Working for a good tech startup is fun. There's a lot of energy, a certain amount of chaos, a huge amount of work produced and a general atmosphere of people enjoying themselves at work. It's something a lot of companies struggle to hold on to as they grow, and it's common to hear headcount, the need for process or growing regulatory burden cited as reasons.
I'd like to challenge that.
Here is my patented Triangle of Fun In Software Development:
You need all three things, because they interact closely with each other:
- Innovation - building new software, creatively solving problems. Spending time working on new products rather than maintenance or firefighting. Innovating by using new technology leads to...
- Exploration - learning how new technology works. Trying out different design patterns. Collaborating with a cross-functional team and the business to understand these new ideas leads to...
- Ownership - working together to help create a solution rather than being told what to do. Having the ability to suggest changes and propose solutions. Being able to influence the outcome of a project leads to...
- Innovation - and so onward.
I won't bother with the Triangle of Sadness but it's pretty much the antonyms of the above. Stagnation of spending most of the time maintaining and firefighting leads to a by-rote development style using the same old frameworks and designs day-in, day-out, and eventually to teams which have neither much of worth to contribute nor avenue to do so.
The important thing is that none of these have anything to do with size of organisation, development process or the need to comply with external regulations. If anything, a mature Agile process should be helping by locking in the "ownership" angle of that triangle. (As I keep repeating, if your Agile process isn't doing that then it's not a very good one.)
So how do you get that "startup feeling" if you're either losing it or never had it in the first place? I can't offer a one size fits all solution, but there are some important questions to ask:
- Is your development team able to contribute meaningfully to the design and execution of the software they build? Is requirements gathering a two-way conversation rather than a one-way dictation?
- Do you choose your technology stack and architecture based on the needs of each project, or do you just continue with whatever you did last time?
- When hiring new development staff, do you aim for skills that might be useful in future, or just people who can work with the existing stack and nothing more?
- Does your development team get to work closely with designers, testers and representatives from the rest of the business? If so, are they treated as peers rather than subordinates?
- Are maintenance and firefighting requests reviewed for business value, or do you try to do everything? Is there an upper limit on the amount of time dedicated to these tasks?

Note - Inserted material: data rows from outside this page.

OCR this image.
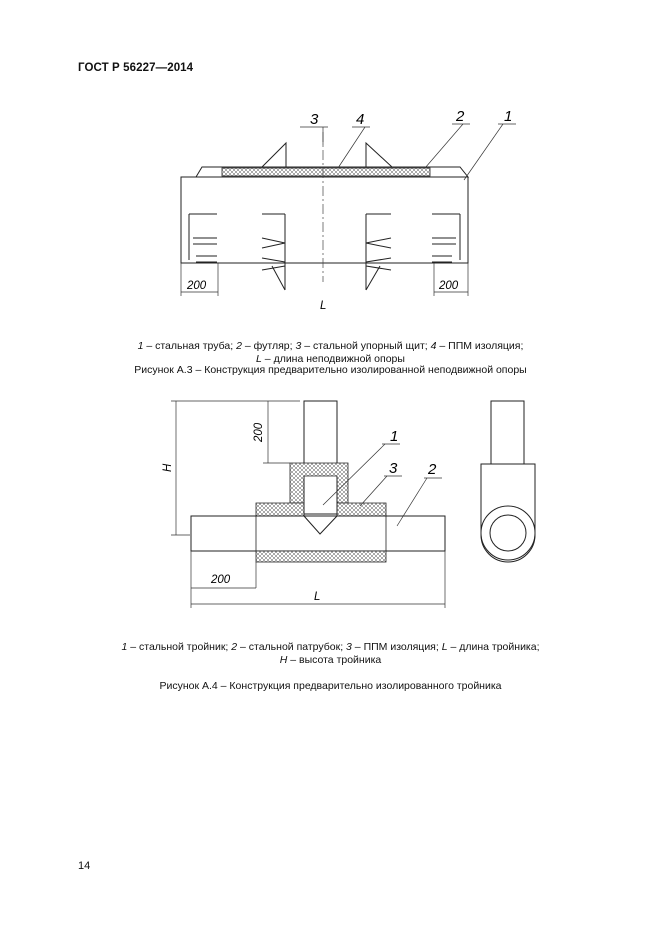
ГОСТ Р 56227—2014
3	4	2	1
200	200
L
1 – стальная труба; 2 – футляр; 3 – стальной упорный щит; 4 – ППМ изоляция;
L – длина неподвижной опоры
Рисунок А.3 – Конструкция предварительно изолированной неподвижной опоры
200
H
200
L
1
3 2
1 – стальной тройник; 2 – стальной патрубок; 3 – ППМ изоляция; L – длина тройника;
H – высота тройника
Рисунок А.4 – Конструкция предварительно изолированного тройника
14
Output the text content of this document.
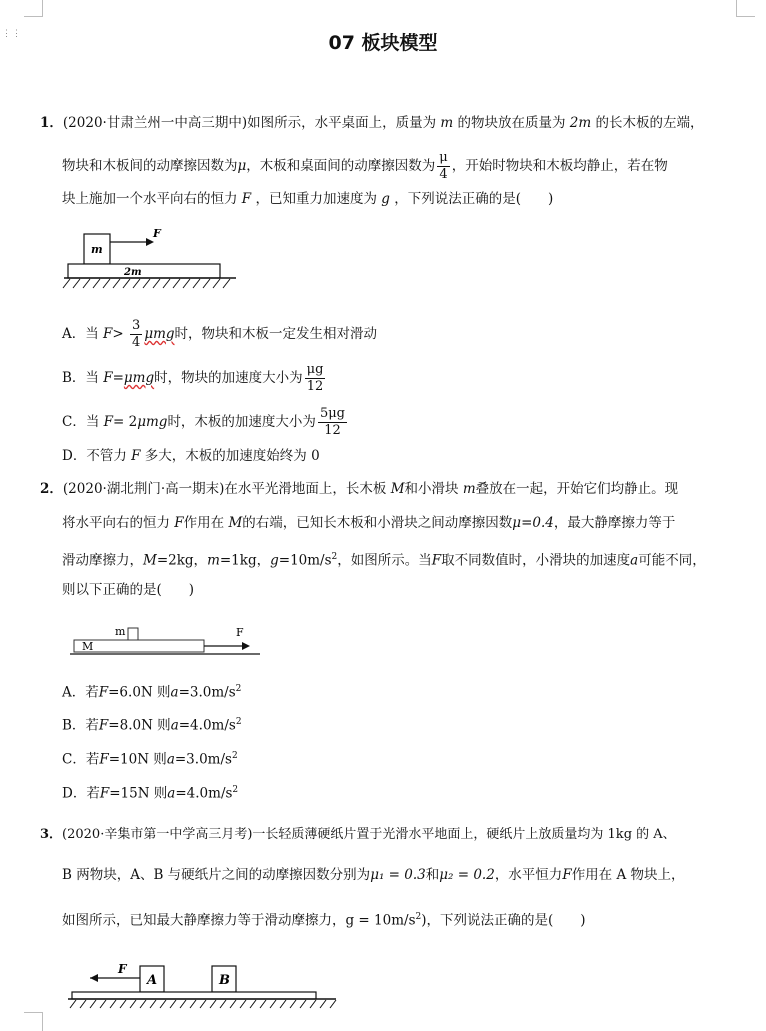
⋮⋮	07 板块模型
1．(2020·甘肃兰州一中高三期中)如图所示，水平桌面上，质量为 m 的物块放在质量为 2m 的长木板的左端，
物块和木板间的动摩擦因数为μ，木板和桌面间的动摩擦因数为 $\frac{\mu}{4}$ ，开始时物块和木板均静止，若在物
块上施加一个水平向右的恒力 F ，已知重力加速度为 g ，下列说法正确的是(　　)
m
F
2m
A．当 $F> \frac{3}{4}$ μmg时，物块和木板一定发生相对滑动
B．当 F=μmg时，物块的加速度大小为 $\frac{\mu g}{12}$
C．当 F= 2μmg时，木板的加速度大小为 $\frac{5\mu g}{12}$
D．不管力 F 多大，木板的加速度始终为 0
2．(2020·湖北荆门·高一期末)在水平光滑地面上，长木板 M和小滑块 m叠放在一起，开始它们均静止。现
将水平向右的恒力 F作用在 M的右端，已知长木板和小滑块之间动摩擦因数μ=0.4，最大静摩擦力等于
滑动摩擦力，M=2kg，m=1kg，$g=10m/s^2$，如图所示。当F取不同数值时，小滑块的加速度a可能不同，
则以下正确的是(　　)
m
M
F
A．若F=6.0N 则$a=3.0m/s^2$
B．若F=8.0N 则$a=4.0m/s^2$
C．若F=10N 则$a=3.0m/s^2$
D．若F=15N 则$a=4.0m/s^2$
3．(2020·辛集市第一中学高三月考)一长轻质薄硬纸片置于光滑水平地面上，硬纸片上放质量均为 1kg 的 A、
B 两物块，A、B 与硬纸片之间的动摩擦因数分别为μ₁ = 0.3和μ₂ = 0.2，水平恒力F作用在 A 物块上，
如图所示，已知最大静摩擦力等于滑动摩擦力，$g = 10m/s^2$)，下列说法正确的是(　　)
F
A	B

- Does maintenance and firefighting have its own dedicated team, or do you interrupt developers from other tasks? Are people rotated into and out of the team on a regular basis to avoid them getting stuck in maintenance forever?
The more astute will notice that startups often get the above wrong, or only get it right by accident. That doesn't mean you don't have to think about them in a larger, more mature company. A 25-person company with less than two years' worth of software estate can get away without any sensible way to manage firefighting because there's so little of it compared to an established firm. Collaboration between developers and the business tends to happen naturally when they only sit a desk apart. There is no "whatever we did last time" to consider.
The flip side to this: that's what makes it easy for a startup to lose track of why it's fun to work for. Making your 100/500/10,000 person company a fun place for developers to work requires doing things that you simply don't have to care about at the 5-25 person scale, and a lot of the challenge in growth is identifying those things ready for the point at which you need to start doing them.
The key is that your team always has ownership, innovation and exploration. They're what makes working for a startup fun, and there's no reason why a big company can't have those values too.